Consider a car mechanic. If he works for the big auto-makers, he is called an "industrial" job. If he works for a small mom and pop garage, he is a "Service" job. Lets pump up the similarity. His job is to install something into the car. Maybe it's a Satellite Radio, maybe it's security system - it doesn't matter. Now he does the exact same thing for both jobs, but one is service and the other is industrial.
The core difference between service and industrial is not the kind of work being done, but instead is there a physical product and if so, does the company working on it own it.
Lets take a look at some of the 'nonphysical' products that make up the bulk of our 'service' industry. Well we get financial, legal, higher education, research, and medical services. Then there is computer programming and pretty much every Internet based business. There is Media (Hollywood, TV, books, music, advertising, etc) Almost all of what we mentioned are things we provide for foreigners. Anyone that thinks we should get rid of these jobs - with the possible exception of legal services as I work for a law firm :) - would be laughed at.
Another big issue is something called "outsourcing". I am not talking about outsourcing to other countries, but instead outsourcing within America. For example when a company decides that instead of painting their skateboards themselves, they want to outsource it (or just the design) to an artist, the artist gets classified as a "service", while if they had done it themselves, that same activity would count as "industry".
Despite years of bad press, the "service" industries that have taken over the US are not maids and laundry service, but instead high end technological and specialized services. They are not crappy jobs and they are not a sign of pending problems. They are a sign of our success and China would LOVE to steal these jobs from us. They can't - because the service industry requires creativity and a disrespect for established ideas that regimented societies can not duplicate. In a place where the number of children you may have is regulated, the idea of a creating a music device/store (iPod/iTune) that angers the existing music industry would never happen.
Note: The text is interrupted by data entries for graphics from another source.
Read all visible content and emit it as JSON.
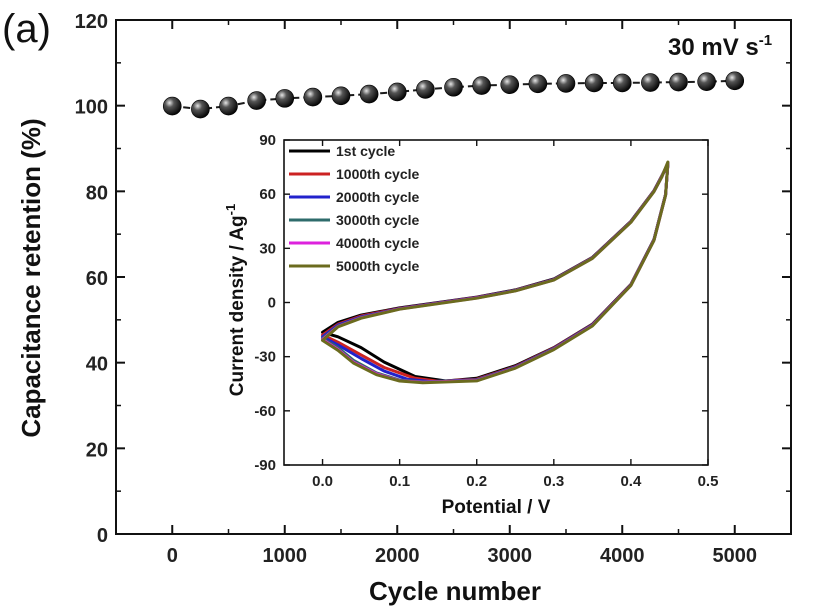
{
  "panel_label": "(a)",
  "chart_data": [
    {
      "type": "scatter",
      "annotation": {
        "text": "30 mV s",
        "superscript": "-1"
      },
      "xlabel": "Cycle number",
      "ylabel": "Capacitance retention (%)",
      "xlim": [
        -500,
        5500
      ],
      "ylim": [
        0,
        120
      ],
      "x_ticks": [
        0,
        1000,
        2000,
        3000,
        4000,
        5000
      ],
      "y_ticks": [
        0,
        20,
        40,
        60,
        80,
        100,
        120
      ],
      "series": [
        {
          "color": "#1a1a1a",
          "x": [
            0,
            250,
            500,
            750,
            1000,
            1250,
            1500,
            1750,
            2000,
            2250,
            2500,
            2750,
            3000,
            3250,
            3500,
            3750,
            4000,
            4250,
            4500,
            4750,
            5000
          ],
          "y": [
            99.9,
            99.2,
            99.9,
            101.2,
            101.7,
            102.0,
            102.3,
            102.7,
            103.2,
            103.8,
            104.3,
            104.7,
            104.9,
            105.1,
            105.2,
            105.3,
            105.3,
            105.4,
            105.5,
            105.6,
            105.8
          ]
        }
      ]
    },
    {
      "type": "line",
      "inset": true,
      "xlabel": "Potential / V",
      "ylabel": "Current density / Ag",
      "ylabel_superscript": "-1",
      "xlim": [
        -0.05,
        0.5
      ],
      "ylim": [
        -90,
        90
      ],
      "x_ticks": [
        "0.0",
        "0.1",
        "0.2",
        "0.3",
        "0.4",
        "0.5"
      ],
      "y_ticks": [
        "-90",
        "-60",
        "-30",
        "0",
        "30",
        "60",
        "90"
      ],
      "legend_position": "top-left",
      "series": [
        {
          "name": "1st cycle",
          "color": "#000000",
          "upper": [
            [
              0.0,
              -16.5
            ],
            [
              0.02,
              -11
            ],
            [
              0.05,
              -7
            ],
            [
              0.1,
              -3
            ],
            [
              0.15,
              0
            ],
            [
              0.2,
              3
            ],
            [
              0.25,
              7
            ],
            [
              0.3,
              13
            ],
            [
              0.35,
              25
            ],
            [
              0.4,
              45
            ],
            [
              0.43,
              62
            ],
            [
              0.44,
              70
            ],
            [
              0.448,
              77
            ]
          ],
          "lower": [
            [
              0.448,
              77
            ],
            [
              0.445,
              60
            ],
            [
              0.43,
              35
            ],
            [
              0.4,
              10
            ],
            [
              0.35,
              -12
            ],
            [
              0.3,
              -25
            ],
            [
              0.25,
              -35
            ],
            [
              0.2,
              -42
            ],
            [
              0.16,
              -43.5
            ],
            [
              0.12,
              -41
            ],
            [
              0.08,
              -33
            ],
            [
              0.05,
              -25
            ],
            [
              0.02,
              -19
            ],
            [
              0.0,
              -16.5
            ]
          ]
        },
        {
          "name": "1000th cycle",
          "color": "#cc2222",
          "upper": [
            [
              0.0,
              -18
            ],
            [
              0.02,
              -12
            ],
            [
              0.05,
              -7.5
            ],
            [
              0.1,
              -3.2
            ],
            [
              0.15,
              -0.2
            ],
            [
              0.2,
              2.8
            ],
            [
              0.25,
              6.8
            ],
            [
              0.3,
              12.8
            ],
            [
              0.35,
              24.8
            ],
            [
              0.4,
              44.8
            ],
            [
              0.43,
              61.8
            ],
            [
              0.44,
              69.8
            ],
            [
              0.448,
              76.8
            ]
          ],
          "lower": [
            [
              0.448,
              76.8
            ],
            [
              0.445,
              59.8
            ],
            [
              0.43,
              34.8
            ],
            [
              0.4,
              9.8
            ],
            [
              0.35,
              -12.2
            ],
            [
              0.3,
              -25.2
            ],
            [
              0.25,
              -35.5
            ],
            [
              0.2,
              -42.5
            ],
            [
              0.15,
              -43.6
            ],
            [
              0.12,
              -42
            ],
            [
              0.08,
              -36
            ],
            [
              0.05,
              -29
            ],
            [
              0.02,
              -22
            ],
            [
              0.0,
              -18
            ]
          ]
        },
        {
          "name": "2000th cycle",
          "color": "#2222cc",
          "upper": [
            [
              0.0,
              -19
            ],
            [
              0.02,
              -12.5
            ],
            [
              0.05,
              -8
            ],
            [
              0.1,
              -3.4
            ],
            [
              0.15,
              -0.3
            ],
            [
              0.2,
              2.7
            ],
            [
              0.25,
              6.7
            ],
            [
              0.3,
              12.7
            ],
            [
              0.35,
              24.7
            ],
            [
              0.4,
              44.7
            ],
            [
              0.43,
              61.7
            ],
            [
              0.44,
              69.7
            ],
            [
              0.448,
              76.9
            ]
          ],
          "lower": [
            [
              0.448,
              76.9
            ],
            [
              0.445,
              59.7
            ],
            [
              0.43,
              34.7
            ],
            [
              0.4,
              9.7
            ],
            [
              0.35,
              -12.4
            ],
            [
              0.3,
              -25.5
            ],
            [
              0.25,
              -35.8
            ],
            [
              0.2,
              -42.8
            ],
            [
              0.14,
              -43.8
            ],
            [
              0.11,
              -42.5
            ],
            [
              0.08,
              -38
            ],
            [
              0.05,
              -31
            ],
            [
              0.02,
              -23.5
            ],
            [
              0.0,
              -19
            ]
          ]
        },
        {
          "name": "3000th cycle",
          "color": "#2e6b6b",
          "upper": [
            [
              0.0,
              -20
            ],
            [
              0.02,
              -13
            ],
            [
              0.05,
              -8.3
            ],
            [
              0.1,
              -3.5
            ],
            [
              0.15,
              -0.4
            ],
            [
              0.2,
              2.6
            ],
            [
              0.25,
              6.6
            ],
            [
              0.3,
              12.6
            ],
            [
              0.35,
              24.6
            ],
            [
              0.4,
              44.6
            ],
            [
              0.43,
              61.6
            ],
            [
              0.44,
              69.6
            ],
            [
              0.448,
              77.2
            ]
          ],
          "lower": [
            [
              0.448,
              77.2
            ],
            [
              0.445,
              59.6
            ],
            [
              0.43,
              34.6
            ],
            [
              0.4,
              9.6
            ],
            [
              0.35,
              -12.6
            ],
            [
              0.3,
              -25.7
            ],
            [
              0.25,
              -36
            ],
            [
              0.2,
              -43
            ],
            [
              0.13,
              -44
            ],
            [
              0.1,
              -43
            ],
            [
              0.07,
              -39
            ],
            [
              0.04,
              -32
            ],
            [
              0.02,
              -25
            ],
            [
              0.0,
              -20
            ]
          ]
        },
        {
          "name": "4000th cycle",
          "color": "#dd22dd",
          "upper": [
            [
              0.0,
              -20.5
            ],
            [
              0.02,
              -13.3
            ],
            [
              0.05,
              -8.5
            ],
            [
              0.1,
              -3.6
            ],
            [
              0.15,
              -0.5
            ],
            [
              0.2,
              2.5
            ],
            [
              0.25,
              6.5
            ],
            [
              0.3,
              12.5
            ],
            [
              0.35,
              24.5
            ],
            [
              0.4,
              44.5
            ],
            [
              0.43,
              61.5
            ],
            [
              0.44,
              69.5
            ],
            [
              0.448,
              77.5
            ]
          ],
          "lower": [
            [
              0.448,
              77.5
            ],
            [
              0.445,
              59.5
            ],
            [
              0.43,
              34.5
            ],
            [
              0.4,
              9.5
            ],
            [
              0.35,
              -12.8
            ],
            [
              0.3,
              -25.9
            ],
            [
              0.25,
              -36.2
            ],
            [
              0.2,
              -43.2
            ],
            [
              0.13,
              -44.2
            ],
            [
              0.1,
              -43.3
            ],
            [
              0.07,
              -39.5
            ],
            [
              0.04,
              -33
            ],
            [
              0.02,
              -26
            ],
            [
              0.0,
              -20.5
            ]
          ]
        },
        {
          "name": "5000th cycle",
          "color": "#6b6b1e",
          "upper": [
            [
              0.0,
              -21
            ],
            [
              0.02,
              -13.5
            ],
            [
              0.05,
              -8.7
            ],
            [
              0.1,
              -3.7
            ],
            [
              0.15,
              -0.6
            ],
            [
              0.2,
              2.4
            ],
            [
              0.25,
              6.4
            ],
            [
              0.3,
              12.4
            ],
            [
              0.35,
              24.4
            ],
            [
              0.4,
              44.4
            ],
            [
              0.43,
              61.4
            ],
            [
              0.44,
              69.4
            ],
            [
              0.448,
              77.8
            ]
          ],
          "lower": [
            [
              0.448,
              77.8
            ],
            [
              0.445,
              59.4
            ],
            [
              0.43,
              34.4
            ],
            [
              0.4,
              9.4
            ],
            [
              0.35,
              -13
            ],
            [
              0.3,
              -26.1
            ],
            [
              0.25,
              -36.4
            ],
            [
              0.2,
              -43.4
            ],
            [
              0.13,
              -44.4
            ],
            [
              0.1,
              -43.5
            ],
            [
              0.07,
              -40
            ],
            [
              0.04,
              -33.5
            ],
            [
              0.02,
              -26.5
            ],
            [
              0.0,
              -21
            ]
          ]
        }
      ]
    }
  ]
}
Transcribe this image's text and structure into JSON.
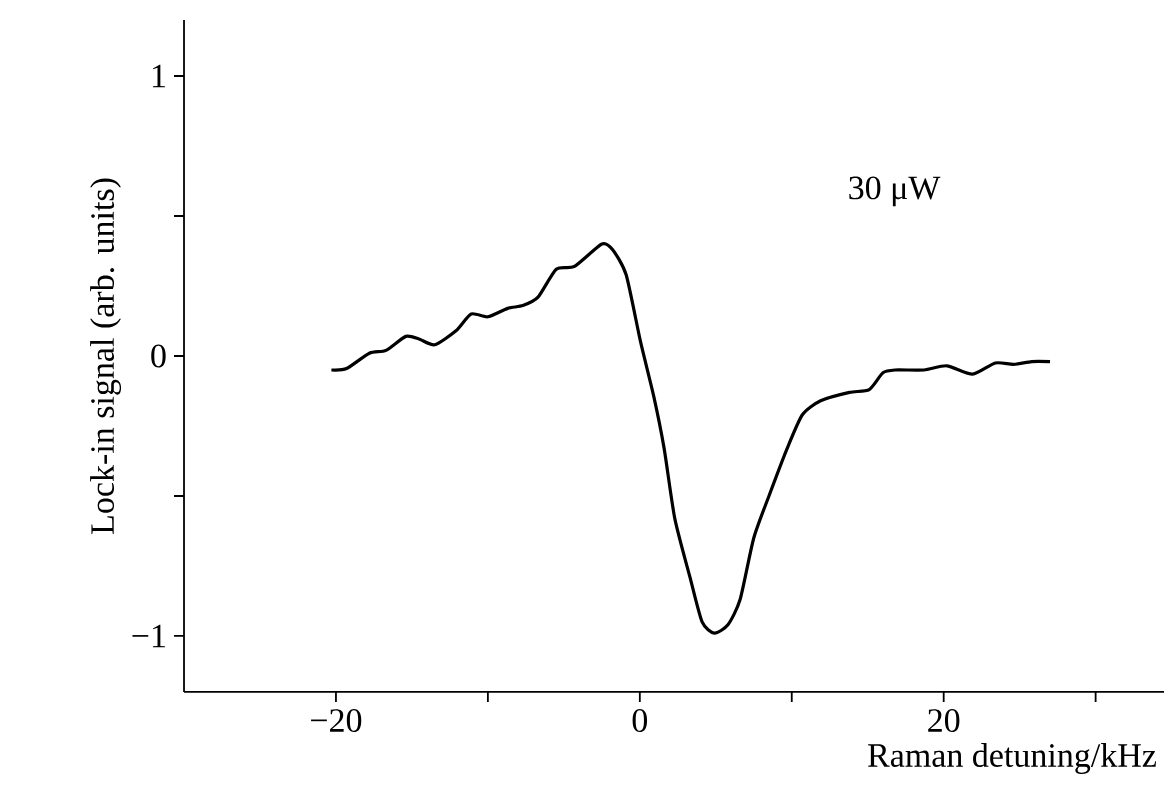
{
  "chart_data": {
    "type": "line",
    "xlabel": "Raman detuning/kHz",
    "ylabel": "Lock-in signal (arb. units)",
    "annotations": [
      "30 μW"
    ],
    "xlim": [
      -30,
      34.5
    ],
    "ylim": [
      -1.2,
      1.2
    ],
    "xticks": [
      {
        "value": -20,
        "label": "−20"
      },
      {
        "value": -10,
        "label": null
      },
      0,
      {
        "value": 10,
        "label": null
      },
      20,
      {
        "value": 30,
        "label": null
      }
    ],
    "yticks": [
      {
        "value": -1,
        "label": "−1"
      },
      {
        "value": -0.5,
        "label": null
      },
      0,
      {
        "value": 0.5,
        "label": null
      },
      1
    ],
    "grid": false,
    "marker": "none",
    "line_style": "solid",
    "series": [
      {
        "color": "#000000",
        "x": [
          -20.3,
          -19.3,
          -17.8,
          -16.7,
          -15.4,
          -14.5,
          -13.5,
          -12.1,
          -11.1,
          -10.0,
          -8.7,
          -7.7,
          -6.7,
          -5.5,
          -4.3,
          -2.5,
          -1.8,
          -0.9,
          0.05,
          0.9,
          1.6,
          2.3,
          3.3,
          4.1,
          4.9,
          5.8,
          6.6,
          7.5,
          8.5,
          9.7,
          10.7,
          11.9,
          13.8,
          15.1,
          16.0,
          16.8,
          18.7,
          20.2,
          21.9,
          23.4,
          24.6,
          25.8,
          27.0
        ],
        "values": [
          -0.05,
          -0.045,
          0.01,
          0.02,
          0.07,
          0.06,
          0.04,
          0.09,
          0.15,
          0.14,
          0.17,
          0.18,
          0.21,
          0.31,
          0.32,
          0.4,
          0.38,
          0.29,
          0.05,
          -0.14,
          -0.33,
          -0.58,
          -0.79,
          -0.95,
          -0.99,
          -0.96,
          -0.87,
          -0.65,
          -0.5,
          -0.33,
          -0.21,
          -0.16,
          -0.13,
          -0.12,
          -0.06,
          -0.05,
          -0.05,
          -0.035,
          -0.065,
          -0.025,
          -0.03,
          -0.02,
          -0.02
        ]
      }
    ]
  }
}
Instead service jobs are a sign of success. Would I want to get ride of industrial jobs completely? No. Mainly because it is a good idea to maintain skills in case international politics makes it harder to obtain certain valuable industrial products (such as the rare earth metals that China tried to keep from Japan).
But the service industries are GOOD businesses to be in, not bad ones. We need to brag about them, not regret them. The jobs are better paying, safer, and just as valuable. In a not-so distant utopian future, it is not hard to imagine robots doing the majority of actual industrial jobs, with humans being tasked with designing, programming, and fixing them. Then there would be no human industrial jobs at all.